Für Fachkräfte unterschiedlicher Professionen wurde im Rahmen eines Verbundprojektes und gefördert durch das BMFSFJ dieser interdisziplinäre Online-Kurs entwickelt und wird während der Projektlaufzeit noch kostenlos angeboten. Die Fortbildung setzt sich zum Ziel, den aktuellen Stand der Forschung und Praxis zu vermitteln und Wege gelingender Zusammenarbeit an Schnittstellen durch die Vermittlung einer gemeinsamen Wissensbasis zu befördern. Zielgruppe sind Fachkräfte der Kinder- und Jugendhilfe, aus auf Schutz und Unterstützung für von Gewalt betroffenen Frauen spezialisierten Einrichtungen und Dienste, der Polizei, der Justiz, aus Heilberufen und weiteren an Intervention, Schutz und Hilfe beteiligten Professionen.

Die Anmeldung ist über https://haeuslichegewalt.elearning-gewaltschutz.de/ möglich. Nähere Informationen finden Sie hier.

Konzipiert und entwickelt wurde diese Online-Fortbildung durch einen Zusammenschluss von Wissenschaftler*innen, die sich seit Jahren bzw. Jahrzehnten im Themenbereich Schutz vor Partnerschaftsgewalt und Kinderschutz engagieren: Universitätsklinikum Ulm/Kinder- und Jugendpsychiatrie (Prof. Dr. Jörg M. Fegert, Prof. Dr. Ute Ziegenhain), Sozialwissenschaftliches Forschungsinstitut zu Geschlechterfragen Freiburg/SoFFI F. (Prof. Dr. Barbara Kavemann) und SOCLES – International Centre for Socio-Legal Studies, Heidelberg (Dr. Thomas Meysen).

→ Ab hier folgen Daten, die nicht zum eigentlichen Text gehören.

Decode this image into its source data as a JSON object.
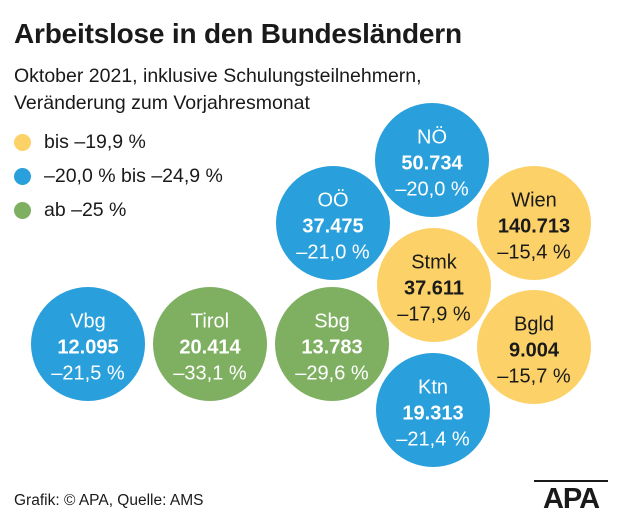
{
  "title": "Arbeitslose in den Bundesländern",
  "subtitle_line1": "Oktober 2021, inklusive Schulungsteilnehmern,",
  "subtitle_line2": "Veränderung zum Vorjahresmonat",
  "colors": {
    "yellow": "#fcd268",
    "blue": "#29a0dc",
    "green": "#7fb062"
  },
  "legend": [
    {
      "label": "bis –19,9 %",
      "color": "yellow"
    },
    {
      "label": "–20,0 % bis –24,9 %",
      "color": "blue"
    },
    {
      "label": "ab –25 %",
      "color": "green"
    }
  ],
  "chart_data": {
    "type": "bubble",
    "title": "Arbeitslose in den Bundesländern",
    "subtitle": "Oktober 2021, inklusive Schulungsteilnehmern, Veränderung zum Vorjahresmonat",
    "items": [
      {
        "name": "NÖ",
        "value": "50.734",
        "change": "–20,0 %",
        "category": "blue"
      },
      {
        "name": "OÖ",
        "value": "37.475",
        "change": "–21,0 %",
        "category": "blue"
      },
      {
        "name": "Wien",
        "value": "140.713",
        "change": "–15,4 %",
        "category": "yellow"
      },
      {
        "name": "Stmk",
        "value": "37.611",
        "change": "–17,9 %",
        "category": "yellow"
      },
      {
        "name": "Vbg",
        "value": "12.095",
        "change": "–21,5 %",
        "category": "blue"
      },
      {
        "name": "Tirol",
        "value": "20.414",
        "change": "–33,1 %",
        "category": "green"
      },
      {
        "name": "Sbg",
        "value": "13.783",
        "change": "–29,6 %",
        "category": "green"
      },
      {
        "name": "Bgld",
        "value": "9.004",
        "change": "–15,7 %",
        "category": "yellow"
      },
      {
        "name": "Ktn",
        "value": "19.313",
        "change": "–21,4 %",
        "category": "blue"
      }
    ]
  },
  "footer": "Grafik: © APA, Quelle: AMS",
  "logo": "APA"
}
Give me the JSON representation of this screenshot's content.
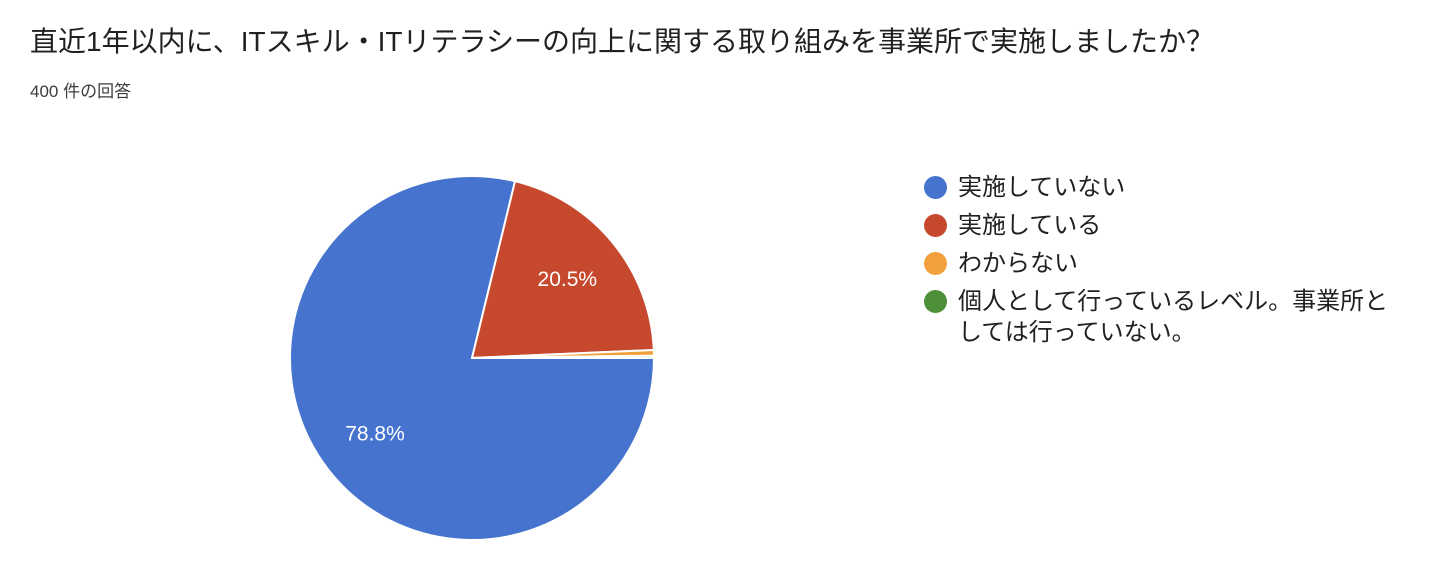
{
  "header": {
    "title": "直近1年以内に、ITスキル・ITリテラシーの向上に関する取り組みを事業所で実施しましたか？",
    "response_count": "400 件の回答"
  },
  "colors": {
    "background": "#ffffff",
    "title_text": "#212121",
    "subtitle_text": "#3c3c3c",
    "legend_text": "#212121",
    "slice_label_text": "#ffffff",
    "slice_border": "#ffffff"
  },
  "chart_data": {
    "type": "pie",
    "title": "直近1年以内に、ITスキル・ITリテラシーの向上に関する取り組みを事業所で実施しましたか？",
    "subtitle": "400 件の回答",
    "total_responses": 400,
    "legend_position": "right",
    "start_angle_deg_clockwise_from_top": 90,
    "direction": "clockwise",
    "label_radius_factor": 0.678,
    "slices": [
      {
        "label": "実施していない",
        "percent": 78.8,
        "display_label": "78.8%",
        "color": "#4573CE"
      },
      {
        "label": "実施している",
        "percent": 20.5,
        "display_label": "20.5%",
        "color": "#C6492E"
      },
      {
        "label": "わからない",
        "percent": 0.5,
        "display_label": "",
        "color": "#F0A13C"
      },
      {
        "label": "個人として行っているレベル。事業所としては行っていない。",
        "percent": 0.2,
        "display_label": "",
        "color": "#4E9039"
      }
    ]
  }
}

Die Fortbildung deckt das komplexe Thema häusliche Gewalt mit wissenschaftlich fundierten Texten, Fallbeispielen, interaktiven Übungen sowie Videos (Interviews mit Expertinnen und Experten sowie Betroffenen; beispielhafte Beratungsszenen, die in eine Übung eingebettet sind) ab. Bei der Entwicklung des Curriculums wurden Vertreterinnen und Vertreter unterschiedlicher Praxisfelder einbezogen und der Fortbildungsbedarf aus ihrer jeweiligen Perspektive diskutiert. Zurzeit wird zusätzlich der Fortbildungsbedarf aus der Perspektive betroffener Frauen, Männer und Jugendlicher im Rahmen einer Befragung erhoben.

29.04.2021

Pressemitteilung: 2 Jahre Hilfetelefon „berta“ für Betroffene organisierter sexualisierter und ritueller Gewalt

Die gemeinsame Pressemitteilung des UBSKM in Zusammenarbeit mit dem Universitätsklinikum Ulm, N.I.N.A. – Nationale Infoline und berta – Beratung und telefonische Anlaufstelle vom 29.04.2021 finden Sie hier.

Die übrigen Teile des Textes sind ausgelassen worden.